The Republican voting for it was Assemblywoman Catharine Baker, who represents an area east of San Francisco. Her office did not immediately respond to a question about reasons for her vote. Baker last year was among the eight Republicans who voted to extend the state’s cap-and-trade program for carbon emissions for another decade (Climatewire, June 21, 2017).
Timing of the final vote in the Senate hasn’t been decided yet. A de León aide said that “we aren’t anticipating too big a fight” in getting Senate passage of the Assembly-approved version.
Brown’s office declined comment yesterday. He has largely supported action on climate change, however, on Monday calling it an “apocalyptic threat” as the state released a forecast on how warming will affect California (Greenwire, Aug. 27).
De León during a press conference noted that the governor several times previously supported legislation to increase renewable power mandates. In terms of Brown’s willingness to sign S.B. 100, de León said, “I haven’t had that firm commitment from the governor. I know he historically does not divulge or show his cards” on legislation before deciding whether to sign.
De León rejected the notion that the measure would raise electricity costs, as some opponents said during the Assembly floor debate.
“Those arguments are the same arguments that have been used historically to drive fear among the voters as well as among elected officials,” de León said.
When the Legislature previously approved renewable mandates of 20 percent, 33 percent and then 50 percent, opponents “said the economy would be destroyed, yet we’re the fifth-largest economy in the world,” de León said.
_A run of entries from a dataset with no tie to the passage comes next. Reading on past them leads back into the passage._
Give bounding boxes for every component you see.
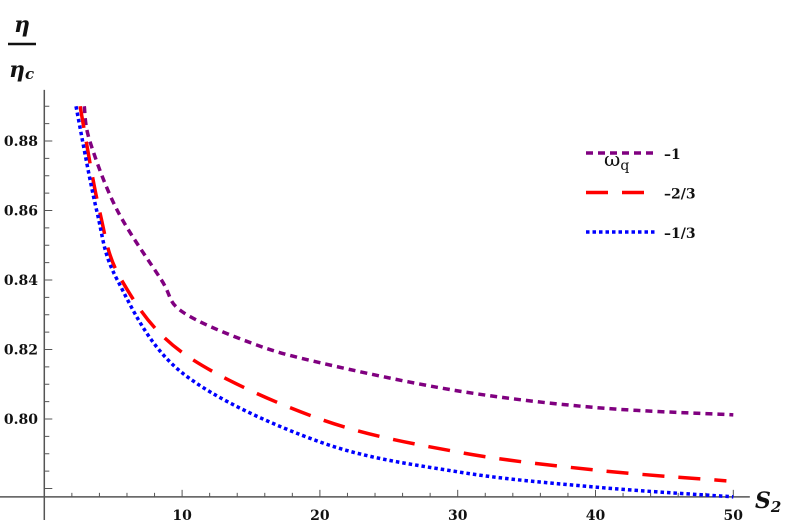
legend-label: –1 [664,147,681,163]
x-tick-label: 40 [586,508,606,524]
series-line [74,105,734,499]
y-tick-label: 0.80 [4,412,38,428]
curves [74,105,734,499]
y-tick-label: 0.84 [4,273,38,289]
x-tick-label: 50 [724,508,744,524]
legend: –1 –2/3 –1/3 [586,147,696,242]
x-tick-label: 10 [172,508,192,524]
legend-title: ωq [604,147,629,174]
legend-label: –2/3 [664,187,696,203]
x-tick-label: 30 [448,508,468,524]
x-tick-label: 20 [310,508,330,524]
axes: 10 20 30 40 50 0.80 0.82 0.84 0.86 0.88 [0,89,750,524]
y-tick-label: 0.82 [4,343,38,359]
y-tick-label: 0.86 [4,204,38,220]
x-axis-label: S2 [755,488,781,516]
y-axis-label-numerator: η [14,12,30,38]
legend-label: –1/3 [664,226,696,242]
y-tick-label: 0.88 [4,134,38,150]
series-line [82,105,734,417]
y-axis-label-denominator: ηc [9,57,34,83]
series-line [78,105,727,483]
People “said that unemployment would go skyrocketing high, but yet we’ve actually grown this economy.”
The state has 500,000 clean energy jobs, he said, compared with the loss of coal jobs in other states.
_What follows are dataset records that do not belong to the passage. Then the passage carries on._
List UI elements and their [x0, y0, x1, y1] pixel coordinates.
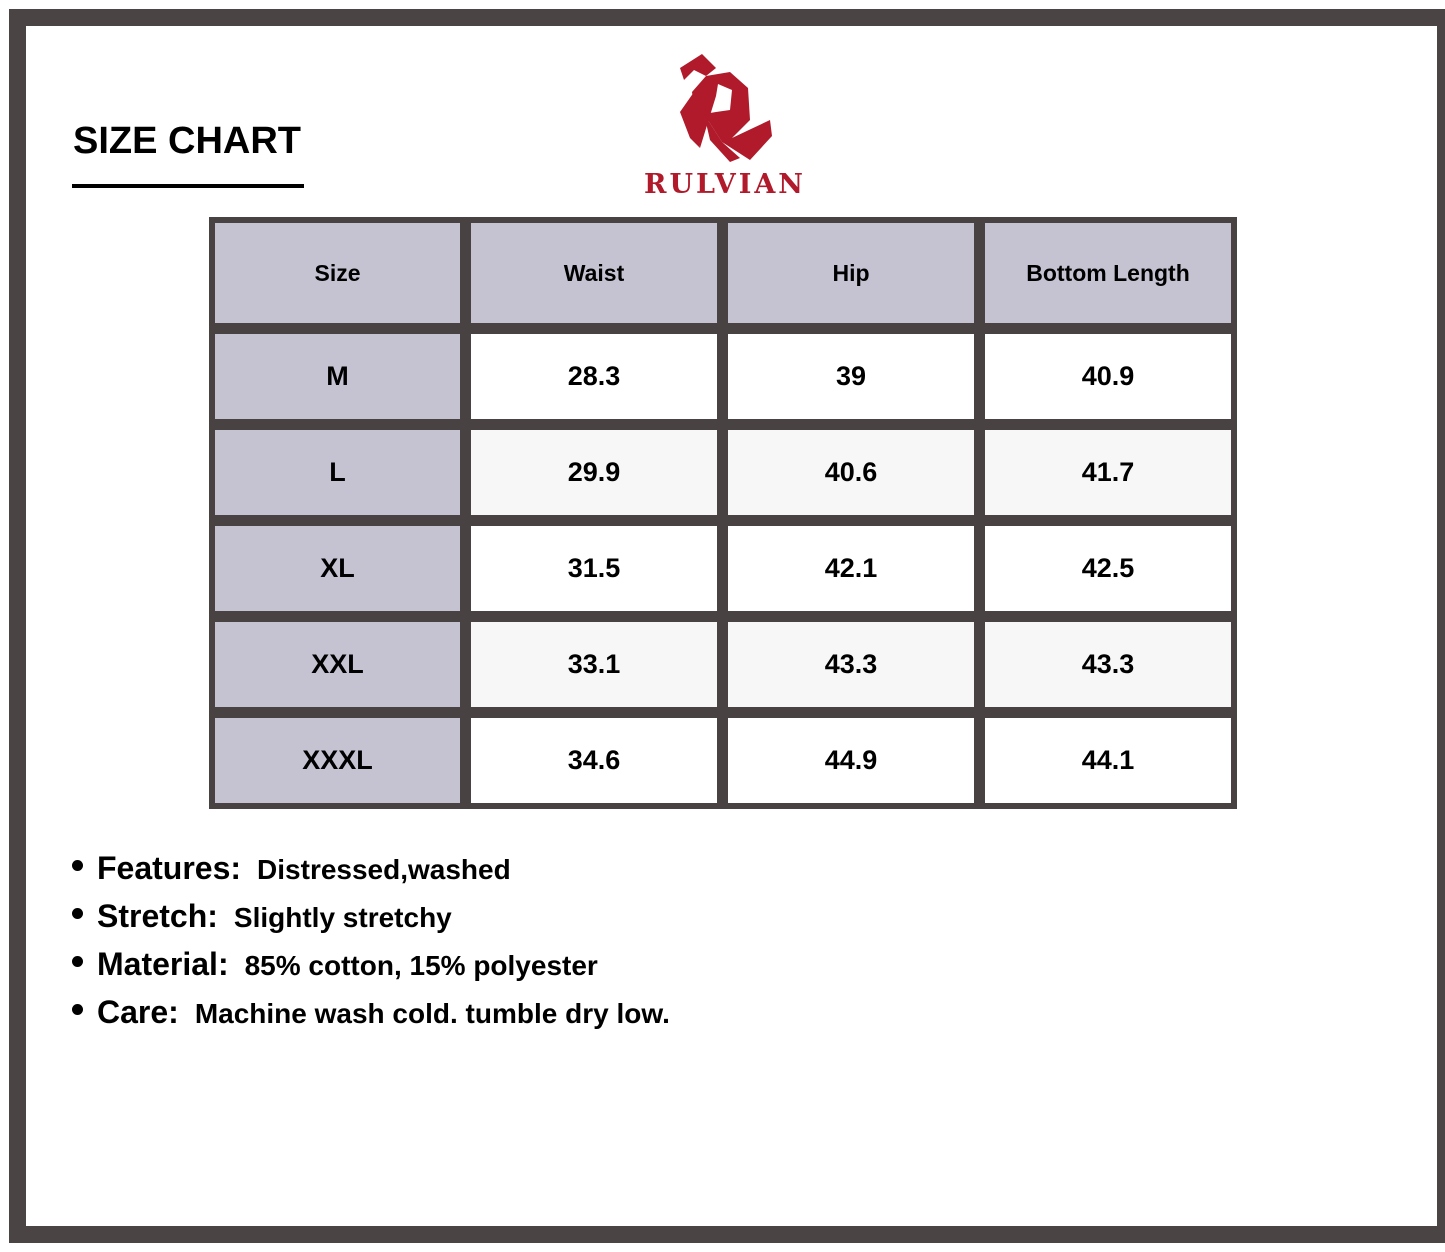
bullet-icon [72, 908, 83, 919]
header-size: Size [215, 223, 460, 323]
size-cell: XXL [215, 622, 460, 707]
note-label: Features: [97, 850, 242, 886]
value-cell: 43.3 [728, 622, 974, 707]
note-item: Material: 85% cotton, 15% polyester [72, 946, 670, 994]
note-label: Material: [97, 946, 229, 982]
note-label: Care: [97, 994, 179, 1030]
brand-wordmark: RULVIAN [644, 169, 806, 200]
note-label: Stretch: [97, 898, 218, 934]
value-cell: 40.9 [985, 334, 1231, 419]
value-cell: 31.5 [471, 526, 717, 611]
value-cell: 42.5 [985, 526, 1231, 611]
bullet-icon [72, 860, 83, 871]
value-cell: 44.9 [728, 718, 974, 803]
header-waist: Waist [471, 223, 717, 323]
header-bottom-length: Bottom Length [985, 223, 1231, 323]
note-item: Features: Distressed,washed [72, 850, 670, 898]
value-cell: 34.6 [471, 718, 717, 803]
page-title: SIZE CHART [73, 120, 301, 162]
title-underline [72, 184, 304, 188]
brand-logo: RULVIAN [644, 54, 806, 200]
value-cell: 41.7 [985, 430, 1231, 515]
size-cell: XL [215, 526, 460, 611]
value-cell: 39 [728, 334, 974, 419]
size-cell: M [215, 334, 460, 419]
value-cell: 42.1 [728, 526, 974, 611]
note-item: Care: Machine wash cold. tumble dry low. [72, 994, 670, 1042]
value-cell: 44.1 [985, 718, 1231, 803]
size-table: Size Waist Hip Bottom Length M 28.3 39 40.9… [209, 217, 1237, 809]
note-value: Slightly stretchy [233, 902, 452, 933]
product-notes: Features: Distressed,washed Stretch: Slight… [72, 850, 670, 1042]
value-cell: 43.3 [985, 622, 1231, 707]
value-cell: 29.9 [471, 430, 717, 515]
note-value: 85% cotton, 15% polyester [244, 950, 598, 981]
size-cell: L [215, 430, 460, 515]
bullet-icon [72, 1004, 83, 1015]
bullet-icon [72, 956, 83, 967]
note-value: Machine wash cold. tumble dry low. [194, 998, 670, 1029]
value-cell: 40.6 [728, 430, 974, 515]
value-cell: 28.3 [471, 334, 717, 419]
note-item: Stretch: Slightly stretchy [72, 898, 670, 946]
value-cell: 33.1 [471, 622, 717, 707]
note-value: Distressed,washed [257, 854, 511, 885]
size-cell: XXXL [215, 718, 460, 803]
header-hip: Hip [728, 223, 974, 323]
Assemblywoman Lorena Gonzalez Fletcher (D), who shepherded the measure in the lower chamber, said that if S.B. 100 is signed by the governor, it would give certainty that “allows investment in new technology.” De León predicted that “market forces will actually deliver us to 100 percent clean energy” by approximately 2035.
Comparisons with Trump administration
S.B. 100’s passage in the Assembly triggered a cascade of praise from green groups, which saw the bill becoming law as close to a done deal.
“The goal of 100 percent clean electricity is ambitious but well within reach, and is critical to reducing global warming pollution from other sectors like transportation,” said Laura Wisland, manager of Western states energy for the Union of Concerned Scientists. “The state has demonstrated multiple times that when it sets ambitious climate and clean energy goals, it achieves them in record time.”
Some drew comparisons between what’s happening in California and at the federal government level, as President Trump seeks to curb the Obama administration’s vehicle mileage and emissions rules and to rewrite the Clean Power Plan, aimed at cutting greenhouse gas pollution from existing power plants.
“While Trump is taking the nation backwards by deregulating and subsidizing the coal, oil and natural gas industries in D.C., California is rolling up its sleeves to build bold climate protections,” said Paul Cort, an Earthjustice attorney.
“Already home to 500,000 clean energy jobs and the largest manufacturing powerhouse in the United States, California is proving that it can be done.”